Before understanding what is HDFS first I would like to explain what is distributed file system.
What is Distributed File System?
As you know that each physical system has its own storage limit. And when it comes to store lots of data then we may need more than one system, Basically a network of systems. So that the data can be segregated among various machines which are connected to each other through a network. Such type of management in order to store bulk of data is known as distributed file system.
What is HDFS – Hadoop Distributed File System?
Hadoop has its own distributed file system which is known as HDFS ( renamed from NDFS).
- Hadoop doesn’t requires expensive hardware to store data, rather it is designed to support common and easily available hardware.
- It is designed to store very very large file( As you all know that in order to index whole web it may require to store files which are in terabytes and petabytes or even more than that). Hadoop clusters are used to perform this task.
- It is designed for streaming data access.
Hadoop file system
1) Local: This file system is for locally connected disks.
2) HDFS: Hadoop distributed file system: Explained above
3) HFTP: The purpose of it to provide read-only access for Hadoop distributed file system over HTTP.

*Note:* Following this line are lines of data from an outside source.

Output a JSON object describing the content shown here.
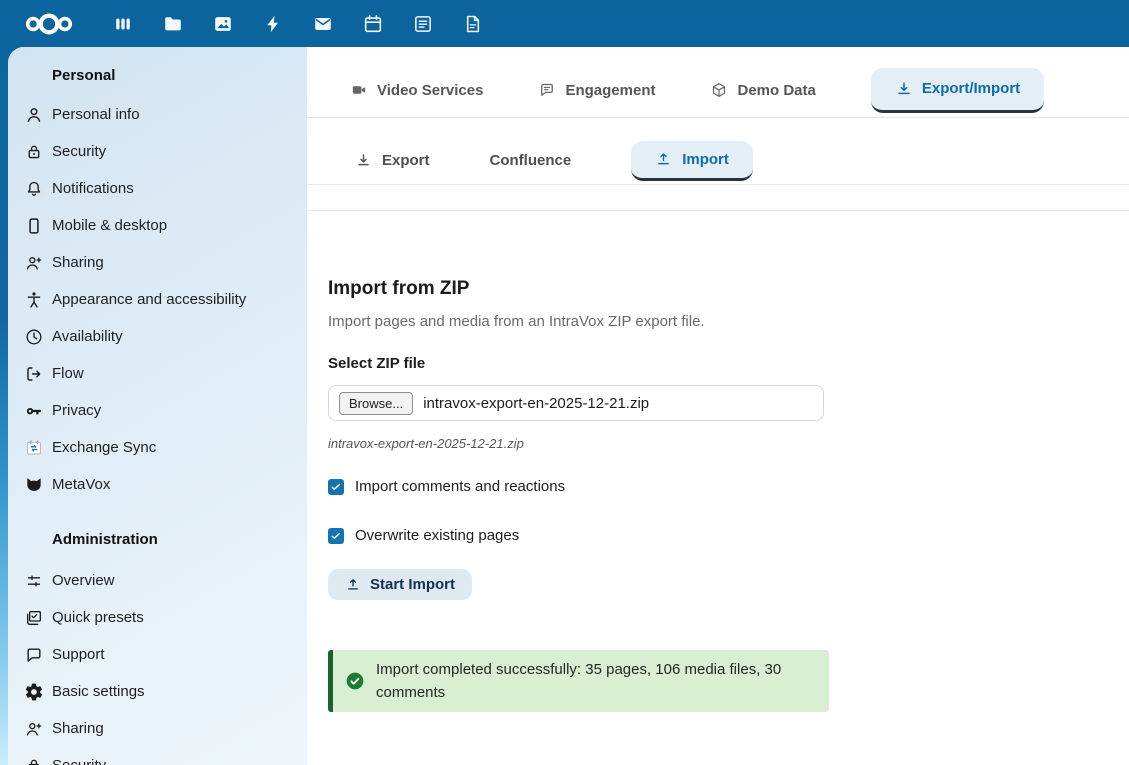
{
  "topbar": {
    "logo_icon": "nextcloud-logo",
    "apps": [
      {
        "icon": "dashboard-icon"
      },
      {
        "icon": "files-icon"
      },
      {
        "icon": "photos-icon"
      },
      {
        "icon": "activity-icon"
      },
      {
        "icon": "mail-icon"
      },
      {
        "icon": "calendar-icon"
      },
      {
        "icon": "notes-icon"
      },
      {
        "icon": "document-icon"
      }
    ]
  },
  "sidebar": {
    "personal": {
      "header": "Personal",
      "items": [
        {
          "label": "Personal info",
          "icon": "user-icon"
        },
        {
          "label": "Security",
          "icon": "lock-icon"
        },
        {
          "label": "Notifications",
          "icon": "bell-icon"
        },
        {
          "label": "Mobile & desktop",
          "icon": "phone-icon"
        },
        {
          "label": "Sharing",
          "icon": "user-plus-icon"
        },
        {
          "label": "Appearance and accessibility",
          "icon": "accessibility-icon"
        },
        {
          "label": "Availability",
          "icon": "clock-icon"
        },
        {
          "label": "Flow",
          "icon": "flow-icon"
        },
        {
          "label": "Privacy",
          "icon": "key-icon"
        },
        {
          "label": "Exchange Sync",
          "icon": "exchange-sync-icon"
        },
        {
          "label": "MetaVox",
          "icon": "metavox-icon"
        }
      ]
    },
    "administration": {
      "header": "Administration",
      "items": [
        {
          "label": "Overview",
          "icon": "sliders-icon"
        },
        {
          "label": "Quick presets",
          "icon": "quick-presets-icon"
        },
        {
          "label": "Support",
          "icon": "support-icon"
        },
        {
          "label": "Basic settings",
          "icon": "gear-icon"
        },
        {
          "label": "Sharing",
          "icon": "user-plus-icon"
        },
        {
          "label": "Security",
          "icon": "lock-icon"
        }
      ]
    }
  },
  "tabs": {
    "main": [
      {
        "label": "Video Services",
        "icon": "video-icon",
        "active": false
      },
      {
        "label": "Engagement",
        "icon": "comment-icon",
        "active": false
      },
      {
        "label": "Demo Data",
        "icon": "cube-icon",
        "active": false
      },
      {
        "label": "Export/Import",
        "icon": "download-icon",
        "active": true
      }
    ],
    "sub": [
      {
        "label": "Export",
        "icon": "download-icon",
        "active": false
      },
      {
        "label": "Confluence",
        "active": false
      },
      {
        "label": "Import",
        "icon": "upload-icon",
        "active": true
      }
    ]
  },
  "import_section": {
    "title": "Import from ZIP",
    "description": "Import pages and media from an IntraVox ZIP export file.",
    "file_label": "Select ZIP file",
    "browse_button": "Browse...",
    "file_value": "intravox-export-en-2025-12-21.zip",
    "file_hint": "intravox-export-en-2025-12-21.zip",
    "check_icon": "check-icon",
    "checkboxes": [
      {
        "label": "Import comments and reactions",
        "checked": true
      },
      {
        "label": "Overwrite existing pages",
        "checked": true
      }
    ],
    "submit_label": "Start Import",
    "submit_icon": "upload-icon",
    "status_icon": "circle-check-icon",
    "status": "Import completed successfully: 35 pages, 106 media files, 30 comments"
  },
  "colors": {
    "topbar": "#0b649d",
    "accent": "#0b6cae",
    "active_tab_bg": "#e4eef6",
    "active_tab_border": "#2a333c",
    "checkbox": "#1673b1",
    "success_bg": "#d9efd2",
    "success_border": "#17642c",
    "success_icon": "#1e7b34"
  }
}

4) HSFTP: It is almost similar to HFTP, unlike HFTP it provides read-only on HTTPS.
5) HAR – Hadoop’s Archives: Used for archiving files.
6) WebHDFS: Grant write access on HTTP.
7) KFS: Its a cloud store system similar to GFS and HDFS.
8) Distributed RAID: Like HAR it is also used for archival.
9) S3: A file system provided by Amazon S3
HDFS Cluster Nodes
HDFS cluster has two nodes:
It basically stores the name and addresses of datanodes. It stores the data in form of a tree. Without Namenodes this whole system of stroing and retrieving data would not work as it is responsible to know which data is stored where.
Datanodes are used to store the data in form of blocks. They store and retrieve data in form of data blocks after communication with Namenodes.